Upstart, for one, gets leeway from the CFPB for taking advantage of a no-action letter. Perhaps, in being proactive and asking the bureau for feedback to tweak their own methodology, the six fintechs could garner similar regulatory grace.
"We appreciate disparate impact’s statistical, outcomes-based approach to identifying discrimination," the fintechs wrote in the letter. "We also believe this outcomes-based approach establishes disparate impact as a pro-innovation framework for preventing discrimination."
The CFPB has asserted that disparate impact applies under the Equal Credit Opportunity Act (ECOA). The fintechs are asking the bureau to update its guidance to reinforce that stance.
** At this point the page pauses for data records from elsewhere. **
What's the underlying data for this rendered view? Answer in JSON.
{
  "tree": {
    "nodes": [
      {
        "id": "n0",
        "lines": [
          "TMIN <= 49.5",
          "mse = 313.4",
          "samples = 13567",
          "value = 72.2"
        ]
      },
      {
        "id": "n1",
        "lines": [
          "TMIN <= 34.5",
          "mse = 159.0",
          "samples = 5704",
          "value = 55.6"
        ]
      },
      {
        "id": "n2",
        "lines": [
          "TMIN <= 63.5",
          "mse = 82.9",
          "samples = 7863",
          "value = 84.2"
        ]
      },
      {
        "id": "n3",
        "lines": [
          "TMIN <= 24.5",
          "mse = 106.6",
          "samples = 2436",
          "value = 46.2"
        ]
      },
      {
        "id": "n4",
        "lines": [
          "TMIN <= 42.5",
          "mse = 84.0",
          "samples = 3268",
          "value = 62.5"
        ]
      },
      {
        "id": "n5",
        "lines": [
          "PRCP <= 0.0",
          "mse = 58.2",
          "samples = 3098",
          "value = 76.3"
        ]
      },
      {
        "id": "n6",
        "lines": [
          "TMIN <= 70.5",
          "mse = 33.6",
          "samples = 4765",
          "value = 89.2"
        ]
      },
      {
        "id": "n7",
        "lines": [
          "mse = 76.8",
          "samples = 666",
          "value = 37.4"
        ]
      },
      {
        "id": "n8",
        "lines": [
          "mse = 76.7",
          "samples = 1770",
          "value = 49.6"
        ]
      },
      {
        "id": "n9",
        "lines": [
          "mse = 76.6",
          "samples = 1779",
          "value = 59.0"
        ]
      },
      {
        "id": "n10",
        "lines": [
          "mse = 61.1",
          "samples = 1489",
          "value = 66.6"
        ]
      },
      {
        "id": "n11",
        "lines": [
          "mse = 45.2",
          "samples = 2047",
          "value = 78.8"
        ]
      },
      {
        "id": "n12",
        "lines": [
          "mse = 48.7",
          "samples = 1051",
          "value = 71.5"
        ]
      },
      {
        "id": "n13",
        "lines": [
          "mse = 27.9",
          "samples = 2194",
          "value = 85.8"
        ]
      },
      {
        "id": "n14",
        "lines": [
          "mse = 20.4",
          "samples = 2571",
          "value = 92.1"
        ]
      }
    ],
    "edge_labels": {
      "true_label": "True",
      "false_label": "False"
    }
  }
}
The CFPB has issued a request for information on whether the ECOA and its Regulation B should be amended to align with two Supreme Court decisions that concern gender identity discrimination and disparate impact.
"Strong regulatory protections against discrimination in lending are critical for a just society, and for technology innovation to succeed," Armen Meyer, LendingClub’s head of public policy, said in Tuesday’s press release. "Fintech has united in support of strengthening these regulations that address the risk of digital redlining."
Credit reporting bill
Meanwhile, lawmakers on the House Financial Services Committee on Tuesday debated a bill that would create a public credit reporting agency couched within the CFPB.
Many Democrats on the panel cited a 54% jump in consumer complaints filed with the CFPB between 2019 and 2020 — the majority of which pertained to Experian, Equifax and TransUnion.
"The big credit reporting agencies have skirted responsibility time and time again," Rep. Maxine Waters, D-CA, said in Tuesday's hearing.
Amy Traub, a witness at the hearing, described the three companies’ sway on Americans’ credit as a "private stranglehold."
"A public credit registry is needed to serve the public interest and how it will develop algorithms that diminish the impact of past discrimination, deliver transparent credit scoring, improve accuracy and offer a publicly accountable way to address disputes," said Traub, the associate director of policy and research at the nonprofit Demos.
But some Republicans countered that accuracy wouldn’t improve under a government entity.
"If you believe the government is going to make less errors than the private sector, who has to be responsible for being able to have good information out and can be sued for it … you're either naive or misinformed, or worse," said Rep. Blaine Luetkemeyer, R-MO.
Other detractors took issue with the consequences of data ownership.
If credit reporting fell under the CFPB, Rep. Roger Williams, R-TX, said, "not only will you force consumers to hand over all their data to the federal government, but it will also remove all incentives for the private sector to innovate and come up with new models that will better predict the creditworthiness of borrowers."